Jaksa penuntut dalam penutupan argumen mengutip entri majalah gadis itu sebelum dan sesudah pindah ke Fords.
“Orang -orang mengatakan saya cerdas, berani dan cantik,” tulis siswa Honor Roll ketika dia adalah seorang gadis ‘sehat, kuat dan vital’ pada saat itu, kata jaksa penuntut. Setelah dibawa dengan Fords, nadanya menjadi lebih suram: ‘Saya benci kehidupan ini. Saya benar -benar berpikir saya bodoh. ‘
“Dia (Helen Ford) memecahkan tubuhnya terlebih dahulu, kemudian dia mematahkan semangatnya,” kata asisten Jennifer Coleman.
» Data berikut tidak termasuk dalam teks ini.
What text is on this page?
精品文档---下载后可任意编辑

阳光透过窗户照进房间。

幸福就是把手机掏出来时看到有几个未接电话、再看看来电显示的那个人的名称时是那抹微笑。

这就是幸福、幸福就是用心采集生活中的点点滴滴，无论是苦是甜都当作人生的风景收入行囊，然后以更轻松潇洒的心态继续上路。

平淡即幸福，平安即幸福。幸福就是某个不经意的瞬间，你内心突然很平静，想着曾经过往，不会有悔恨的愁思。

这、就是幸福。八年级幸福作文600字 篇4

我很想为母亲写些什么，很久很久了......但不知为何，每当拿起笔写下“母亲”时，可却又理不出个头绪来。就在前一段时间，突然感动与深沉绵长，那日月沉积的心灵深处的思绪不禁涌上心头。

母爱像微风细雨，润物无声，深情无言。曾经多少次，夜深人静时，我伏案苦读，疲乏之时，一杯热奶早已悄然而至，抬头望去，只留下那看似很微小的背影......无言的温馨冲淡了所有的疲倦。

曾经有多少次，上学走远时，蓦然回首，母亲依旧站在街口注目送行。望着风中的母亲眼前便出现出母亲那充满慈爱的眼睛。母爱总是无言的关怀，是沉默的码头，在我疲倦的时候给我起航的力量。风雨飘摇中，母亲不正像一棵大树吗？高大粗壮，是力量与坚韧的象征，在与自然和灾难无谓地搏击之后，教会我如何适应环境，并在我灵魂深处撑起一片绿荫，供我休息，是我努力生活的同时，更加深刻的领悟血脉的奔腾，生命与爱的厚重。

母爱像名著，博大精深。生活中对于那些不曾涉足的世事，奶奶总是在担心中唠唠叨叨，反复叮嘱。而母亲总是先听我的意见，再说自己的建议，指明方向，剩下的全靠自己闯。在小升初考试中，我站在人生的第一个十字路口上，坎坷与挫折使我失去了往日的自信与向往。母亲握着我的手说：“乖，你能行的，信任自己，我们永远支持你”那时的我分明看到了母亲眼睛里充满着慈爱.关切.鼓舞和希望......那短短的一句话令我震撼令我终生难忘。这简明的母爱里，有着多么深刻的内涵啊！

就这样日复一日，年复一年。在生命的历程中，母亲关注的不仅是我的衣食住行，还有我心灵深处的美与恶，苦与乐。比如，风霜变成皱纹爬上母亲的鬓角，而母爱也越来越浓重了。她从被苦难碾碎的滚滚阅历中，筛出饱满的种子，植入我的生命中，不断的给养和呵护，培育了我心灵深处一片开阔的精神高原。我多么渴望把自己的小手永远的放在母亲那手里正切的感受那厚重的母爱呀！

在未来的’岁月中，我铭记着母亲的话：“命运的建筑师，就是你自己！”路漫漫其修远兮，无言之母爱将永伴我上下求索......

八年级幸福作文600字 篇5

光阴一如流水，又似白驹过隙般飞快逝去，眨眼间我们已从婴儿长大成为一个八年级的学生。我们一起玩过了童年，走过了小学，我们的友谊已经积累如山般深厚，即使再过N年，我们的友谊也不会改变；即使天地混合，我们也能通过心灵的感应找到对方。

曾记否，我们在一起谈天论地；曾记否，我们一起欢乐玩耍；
Ketika diminta untuk tuduhan tidak disengaja atas pembunuhan, bek yang diuraikan oleh Asisten Jennifer Hodel mengatakan Helen Ford memiliki terlalu banyak di piringnya “dan hanya mengikat Gizzell karena dia mencoba menyerang ayahnya dan sepupu dan mencoba bunuh diri dengan melompat keluar jendela.
“Rasanya seperti Helen berusaha menjaga ketertiban, jika Anda mau, di rumah itu,” kata Hodel. ‘Helen kewalahan. Dia terlalu banyak bekerja. Dia tidak bisa mengatasi apa yang ada di piringnya. ‘
Andre Ford berpendapat bahwa ibu gadis itu, Sandra Mercado, kehilangan tempat tinggal dan tidak membawa putri mereka ke sekolah secara teratur. Pada saat kematiannya, Mercado mencoba mengawasi gadis itu. Dia mengajukan gugatan terhadap Departemen Layanan Anak dan Keluarga Illinois, mengklaim bahwa petugas sosial mengunjungi rumah tempat Gizzell tinggal dan mengabaikan tanda -tanda pelecehan yang jelas.